Babies receive their first microbes from their mothers as they travel through the birth canal, breast feed, and have skin-to-skin contact. The microbiome plays a major role in how the immune system develops, beginning soon after birth. By age 3, a child’s microbiome is established, but things that disrupt its development in the first 1,000 days can alter the infant’s early immune system with significant consequences in later life. A primary suspect in that disruption is what the mother eats during pregnancy.
“A mother’s diet that causes her to be overweight will be transmitted to the infant in several ways. Knowing what those microbes are and figuring out how they disrupt the child’s immune system is the focus of this study,” said Jed Friedman, Ph.D., director of Harold Hamm Diabetes Center and a principal investigator on the grant. Friedman’s past research in this area helped him attract the new federal grant. In his previous study, he took stool samples from 2-week-old infants who were born to obese mothers. Those samples, which contain the microbiome, were placed into mice that had no microbes of their own. The mice became obese and experienced a change in their immune systems.
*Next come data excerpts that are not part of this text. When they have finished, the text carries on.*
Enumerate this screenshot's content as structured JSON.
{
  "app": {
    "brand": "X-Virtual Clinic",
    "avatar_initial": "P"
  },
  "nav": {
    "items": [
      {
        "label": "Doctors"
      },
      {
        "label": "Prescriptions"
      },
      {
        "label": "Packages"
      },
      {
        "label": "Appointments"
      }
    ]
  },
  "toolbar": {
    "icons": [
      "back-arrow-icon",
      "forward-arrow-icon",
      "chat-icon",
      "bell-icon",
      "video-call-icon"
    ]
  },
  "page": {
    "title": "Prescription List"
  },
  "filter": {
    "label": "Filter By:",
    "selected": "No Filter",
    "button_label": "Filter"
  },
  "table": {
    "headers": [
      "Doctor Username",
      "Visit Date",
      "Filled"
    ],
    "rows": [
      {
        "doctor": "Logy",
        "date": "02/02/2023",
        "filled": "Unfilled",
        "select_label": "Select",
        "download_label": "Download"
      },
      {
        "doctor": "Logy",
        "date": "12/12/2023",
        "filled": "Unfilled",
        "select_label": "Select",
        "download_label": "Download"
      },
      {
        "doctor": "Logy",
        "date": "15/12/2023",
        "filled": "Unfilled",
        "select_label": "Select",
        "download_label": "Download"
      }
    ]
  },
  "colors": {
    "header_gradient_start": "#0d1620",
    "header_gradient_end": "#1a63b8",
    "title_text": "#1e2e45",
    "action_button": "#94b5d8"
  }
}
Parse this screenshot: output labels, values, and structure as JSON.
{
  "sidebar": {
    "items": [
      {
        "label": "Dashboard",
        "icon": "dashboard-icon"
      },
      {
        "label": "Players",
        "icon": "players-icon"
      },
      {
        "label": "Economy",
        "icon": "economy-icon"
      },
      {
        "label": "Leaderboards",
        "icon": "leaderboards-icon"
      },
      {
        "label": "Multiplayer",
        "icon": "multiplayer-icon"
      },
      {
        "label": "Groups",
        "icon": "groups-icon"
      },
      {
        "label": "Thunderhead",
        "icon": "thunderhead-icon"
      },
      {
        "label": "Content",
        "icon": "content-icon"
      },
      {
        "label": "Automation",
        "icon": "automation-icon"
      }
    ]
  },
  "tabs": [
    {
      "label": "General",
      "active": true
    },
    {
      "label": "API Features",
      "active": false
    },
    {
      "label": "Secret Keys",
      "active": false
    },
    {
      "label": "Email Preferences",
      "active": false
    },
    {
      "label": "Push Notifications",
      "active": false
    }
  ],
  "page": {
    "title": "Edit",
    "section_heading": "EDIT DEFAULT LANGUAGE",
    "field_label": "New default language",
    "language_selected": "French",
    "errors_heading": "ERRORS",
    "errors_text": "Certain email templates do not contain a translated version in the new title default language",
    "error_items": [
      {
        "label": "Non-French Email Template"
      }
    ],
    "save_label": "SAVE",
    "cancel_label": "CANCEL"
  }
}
“That prompted us to start thinking about what these microbes are and what they’re doing,” Friedman said. “They’re coming from the mother in some way, but they’re leaking out of the infants’ microbiomes and changing their immune systems and making them gain weight. There’s a super-highway from the gut to your liver. So anything that leaks out of the gut travels straight to the liver. Your liver is a prime target for these microbes.” Friedman’s current study will go a step further to determine how much of an infant’s microbiome disruption can be attributed to a mother’s diet during pregnancy vs. what the baby takes in during breastfeeding. Mice born to an obese mother will be placed with healthy-weight mice to breastfeed, and their immune system development will be monitored, he said.
The human microbiome is sometimes called the “undiscovered community within,” Friedman said, because it is 10 times the size of the human genome and extremely complicated because of how microbes act and communicate with each other. But for all its complexities, researchers have discovered ways to create a healthier microbiome, such as using probiotics in children who have immune conditions like allergies, he said. Part of this study will test the nutritional compound pyrroloquinoline quinone, or PQQ, for its ability to improve the microbiome. PQQ is an antioxidant found in green, leafy vegetables and, among other things, human breast milk, Friedman said. In the study, his team will investigate whether PQQ can counteract the microbial factors that lead to NAFLD.